労務・人材活性化

クリニック経営の成功は『買い手目線』にあり!

経営VOL.156

突然ですが、今年、AMCパートナーズ株式会社は創業20年を迎えました。これも、ひとえにご愛顧頂いたクライアントの皆様やご協力頂いたアライアンスの皆様のおかげです。

この場をお借りして感謝の意を表したいと存じます。

さて、今号にて、なぜ冒頭このようなご挨拶をさせて頂いたかと申しますと、時の流れは早いもので、創業当初からお付き合い頂いている当時40代~50代だった先生方も、あれから20年経過し、最近、話題が『事業承継』であることが多くなり、また、弊社クライアント以外の先生方からも、事業承継に関するご相談が多くなってきましたので、創業20年を機に、皆さんが潜在的に悩んでおられる「事業承継」について整理させて頂きたいと考えたからです。
人生100年時代とはいえ、100歳まで診療する訳ではありません(例外の先生もおられるかも知れませんが…)。また、ご自身の代限りでの閉院を決めておられる先生以外は、いつか誰かに任せなければならない時期が訪れます。

「誰かに任せたい(買って欲しい)」と思っても、すぐに相手が見つからないというお話はよく聞かれると思いますし、また、「そういう(時間が掛かる)もの」と思われているかも知れませんが、実は、「何も準備しなければその通りですが、前もってポイントを押さえた準備をしていればそうではない!」のです。
『いつ承継するか分からないのに、準備って何をするの?』と、当然、思われると存じますが、非常に大切なお話ですので、今号にて考え方の整理をさせて頂きたいと思います。

そもそも、事業承継とは…?相手があっての話です!
事業承継のご相談として、最初に最も多いのは、「当院は幾らで売れる?」というご質問です。もちろん、クリニックの価値を算出する方法は色々とあるのですが、それ以前に、「売れる」というのは「買い手」があっての話です。
逆に、「先生なら、ご自身のクリニックを幾らで買いますか?」とお聞きすると、「開業してこれぐらいお金を掛けたし、毎月、レセ枚数もこれだけあるから…、最低でもこれぐらいで売りたい!」という「売り手」としてお答えされるのですが、そうではなく、「先生が買い手であった場合、ご自身のクリニックを幾らで買いますか?」、つまり、「ご自身のクリニックを、お金を出してでも承継したいと思いますか?」という「買い手目線」を持つことが、まずは、承継を考える上で重要なのです。

【承継を躊躇させる「不安要素」とは…?】
もし、先生に「このクリニックを承継しませんか?」というお話が舞い込んだ場合、まず、何が心配になるでしょうか?
これは、ほとんどの先生方が最初に聞かれますが、『財務内容の健全性』です。つまり、売上を上げてもお金が残らない体質であったり、不良資産が多かったり、簿外債務があったり、訴訟を抱えていたり…。中身が不透明で、承継後、お金に苦労する可能性があるクリニックは、まず選ばれません

次に、心配されるのが「マーケット」です。つまり、承継後、安定的に売上を上げることが出来るのか、ということです。
人口動態は当然ですが、それよりも、患者さんのほとんどが院長の「顔」で来院し、絶対的な信頼を得て成り立っている場合、果たして自分が承継した後、患者さんが離れていくのではないかと不安になってしまいます。もちろん、承継後に自分の患者さんを増やしていけば良いのですが、余りにも絶大な影響を持った院長の後は、なかなか選びにくいのです。

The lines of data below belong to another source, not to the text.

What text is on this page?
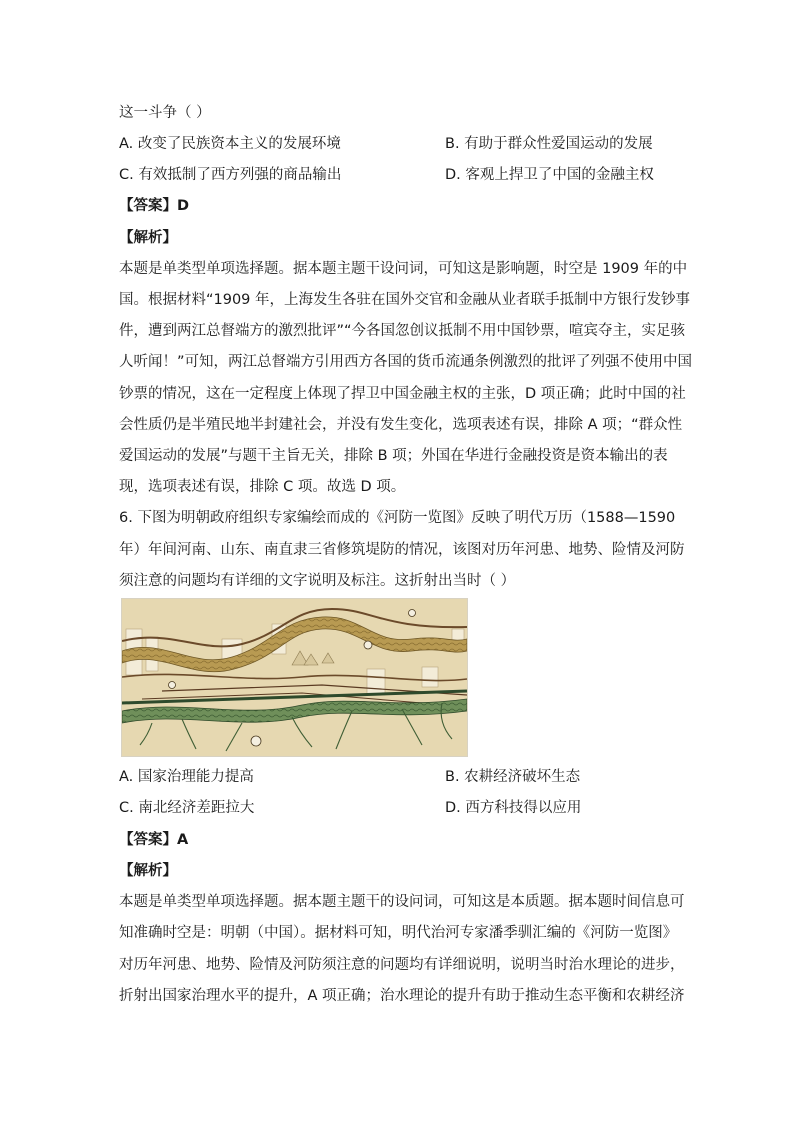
这一斗争（ ）
A. 改变了民族资本主义的发展环境	B. 有助于群众性爱国运动的发展
C. 有效抵制了西方列强的商品输出	D. 客观上捍卫了中国的金融主权
【答案】D
【解析】
本题是单类型单项选择题。据本题主题干设问词，可知这是影响题，时空是 1909 年的中
国。根据材料“1909 年，上海发生各驻在国外交官和金融从业者联手抵制中方银行发钞事
件，遭到两江总督端方的激烈批评”“今各国忽创议抵制不用中国钞票，喧宾夺主，实足骇
人听闻！”可知，两江总督端方引用西方各国的货币流通条例激烈的批评了列强不使用中国
钞票的情况，这在一定程度上体现了捍卫中国金融主权的主张，D 项正确；此时中国的社
会性质仍是半殖民地半封建社会，并没有发生变化，选项表述有误，排除 A 项；“群众性
爱国运动的发展”与题干主旨无关，排除 B 项；外国在华进行金融投资是资本输出的表
现，选项表述有误，排除 C 项。故选 D 项。
6. 下图为明朝政府组织专家编绘而成的《河防一览图》反映了明代万历（1588—1590
年）年间河南、山东、南直隶三省修筑堤防的情况，该图对历年河患、地势、险情及河防
须注意的问题均有详细的文字说明及标注。这折射出当时（ ）
A. 国家治理能力提高	B. 农耕经济破坏生态
C. 南北经济差距拉大	D. 西方科技得以应用
【答案】A
【解析】
本题是单类型单项选择题。据本题主题干的设问词，可知这是本质题。据本题时间信息可
知准确时空是：明朝（中国）。据材料可知，明代治河专家潘季驯汇编的《河防一览图》
对历年河患、地势、险情及河防须注意的问题均有详细说明，说明当时治水理论的进步，
折射出国家治理水平的提升，A 项正确；治水理论的提升有助于推动生态平衡和农耕经济
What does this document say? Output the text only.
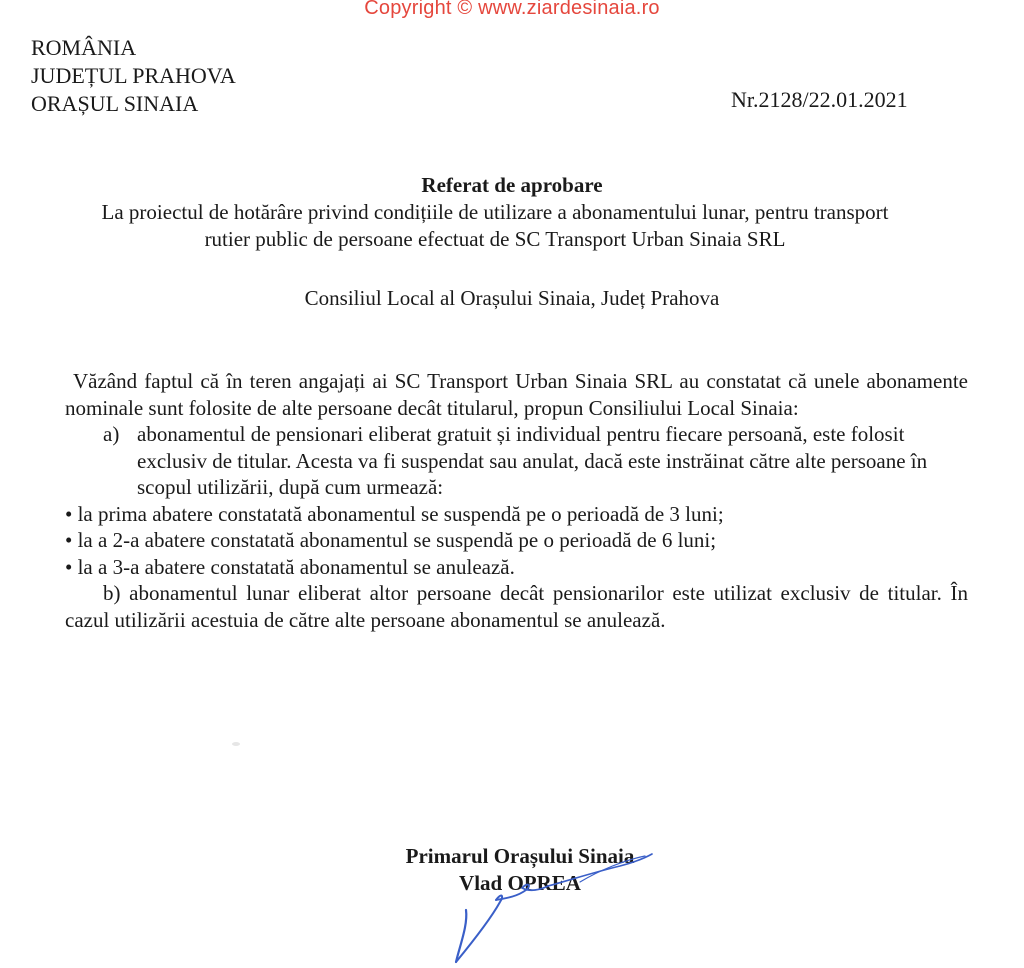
Copyright © www.ziardesinaia.ro
ROMÂNIA
JUDEȚUL PRAHOVA
ORAȘUL SINAIA	Nr.2128/22.01.2021
Referat de aprobare
La proiectul de hotărâre privind condițiile de utilizare a abonamentului lunar, pentru transport rutier public de persoane efectuat de SC Transport Urban Sinaia SRL
Consiliul Local al Orașului Sinaia, Județ Prahova

Văzând faptul că în teren angajați ai SC Transport Urban Sinaia SRL au constatat că unele abonamente nominale sunt folosite de alte persoane decât titularul, propun Consiliului Local Sinaia:

a) abonamentul de pensionari eliberat gratuit și individual pentru fiecare persoană, este folosit exclusiv de titular. Acesta va fi suspendat sau anulat, dacă este instrăinat către alte persoane în scopul utilizării, după cum urmează:

• la prima abatere constatată abonamentul se suspendă pe o perioadă de 3 luni;
• la a 2-a abatere constatată abonamentul se suspendă pe o perioadă de 6 luni;
• la a 3-a abatere constatată abonamentul se anulează.

b) abonamentul lunar eliberat altor persoane decât pensionarilor este utilizat exclusiv de titular. În cazul utilizării acestuia de către alte persoane abonamentul se anulează.

Primarul Orașului Sinaia
Vlad OPREA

そして、見落とされがちな部分ですが…、「院内のマネジメントはどうなっているのか」が最も重要ではないでしょうか。
つまり、院長の言うことを聞かないスタッフがいる、お局的なスタッフが全て仕切っている、逆に院長が指示を出さないと何も出来ない…等々、組織に問題があると、承継後、マネジメントで苦労するのが目に見えています。実際、この部分の詰めを疎かにしてしまい、承継後、新院長を受け付けず何を提案されても前例等を持ち出して反対し、結局、スタッフ全員が入れ替わったという事例もあるぐらいです。

【それでは、そのために必要な準備とは…?】
お話を整理しますと、承継者に「買いたい!」と思ってもらうには、①健全な財務内容②院長だけでなく、クリニック全体で売上を上げる仕組み③良好な院内マネジメントが必要ということであり、承継に向けた準備とは、皆さんが現在も取り組んでおられるであろう、①財務改善②マーケティング③組織作りに日々取り組み、来たるべき日のために、クリニックの価値を上げておくということに他ならないのです。
財務問題や労務問題、売上を上げる工夫等、日々の「経営課題の解決」は苦労の連続と思いますが、これが、将来のクリニックの価値を高めることに直結しているとご理解して頂ければ、この苦労は必ず実を結ぶことと存じます。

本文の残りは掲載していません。